Kittens have a period between three and seven weeks when they need to be handled, which is called “socialisation,” and is crucial to a cat’s development. It is the period when they get used to people, other animals and everyday sights and sounds.

“If you miss that window of opportunity and they’re not exposed to people extensively by that age then they become feral or semi-feral, and the older they become the harder it is to domesticate them,” Mr Black said.

The centre has put out the call for “cat cuddlers” on its site to help the kittens it is housing during their socialisation process, and to help with the older cats that are feral or semi-feral, but which still need getting used to being around people if they are going to be rehomed.

Kittens that have been looked after by the Westgate Ark centre

“We have some wonderful volunteers, but we don’t have enough,” Mr Black said, adding that many of his volunteers work full time and can only help out at certain times of the day.

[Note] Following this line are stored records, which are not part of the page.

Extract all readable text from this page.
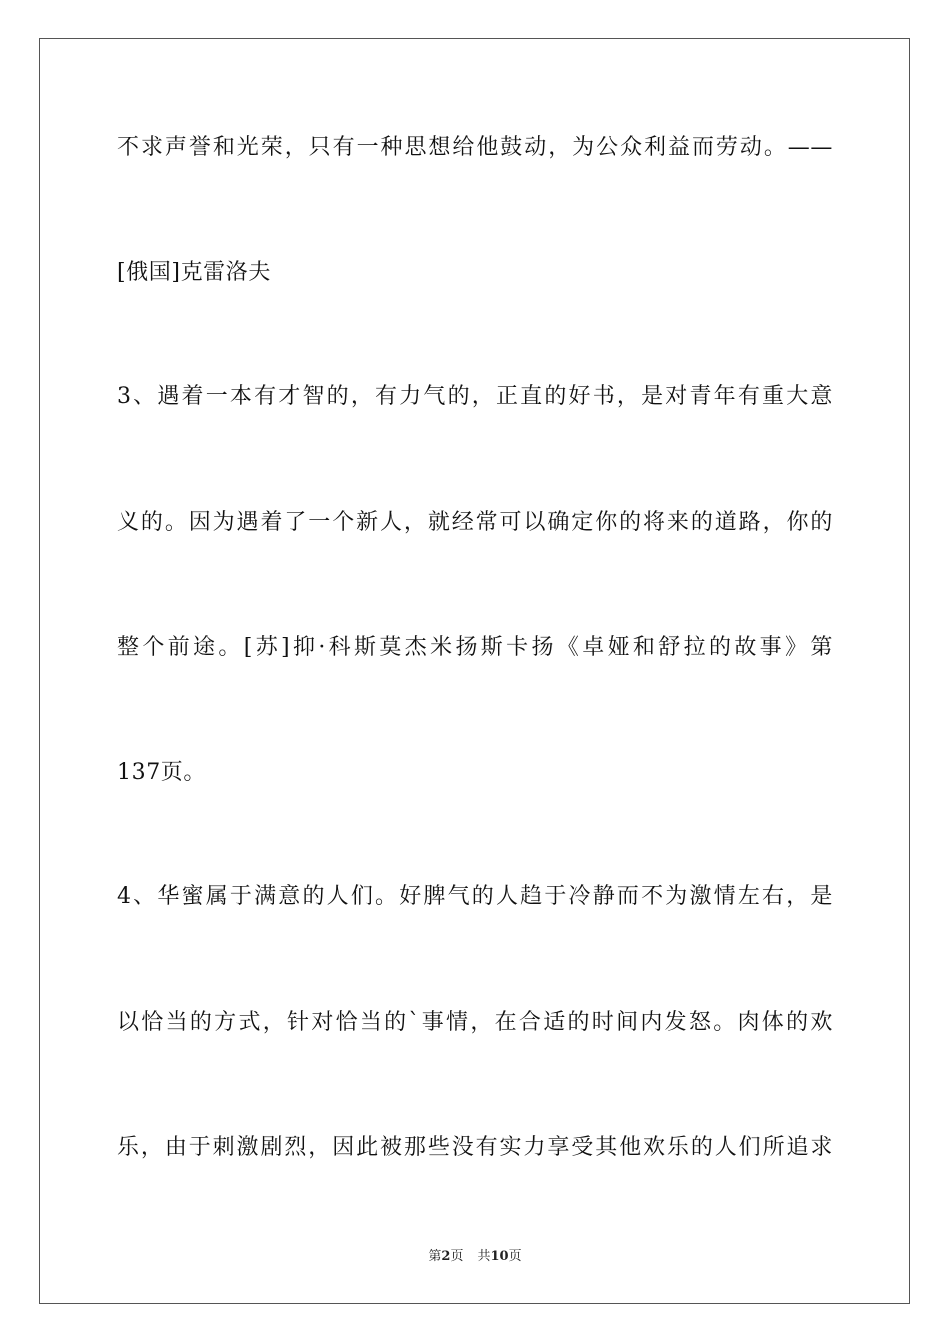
不求声誉和光荣，只有一种思想给他鼓动，为公众利益而劳动。——
[俄国]克雷洛夫
3、遇着一本有才智的，有力气的，正直的好书，是对青年有重大意
义的。因为遇着了一个新人，就经常可以确定你的将来的道路，你的
整个前途。[苏]抑·科斯莫杰米扬斯卡扬《卓娅和舒拉的故事》第
137页。
4、华蜜属于满意的人们。好脾气的人趋于冷静而不为激情左右，是
以恰当的方式，针对恰当的`事情，在合适的时间内发怒。肉体的欢
乐，由于刺激剧烈，因此被那些没有实力享受其他欢乐的人们所追求
第2页 共10页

Mr Black set up the centre as a social enterprise in April and the operation is funded by donations, and by money raised through car boot sales and sponsored events.

The number of cats being looked after and rehomed varies widely from week to week; at the moment the centre is looking after 15 cats, but “a few weeks ago it was more than double that,” he said.

Mr Black is hoping to expand the clinic into a non-profit neutering clinic for cats and dogs in the future, but that until the centre has enough money to fund the operation, it will focus on rehoming cats.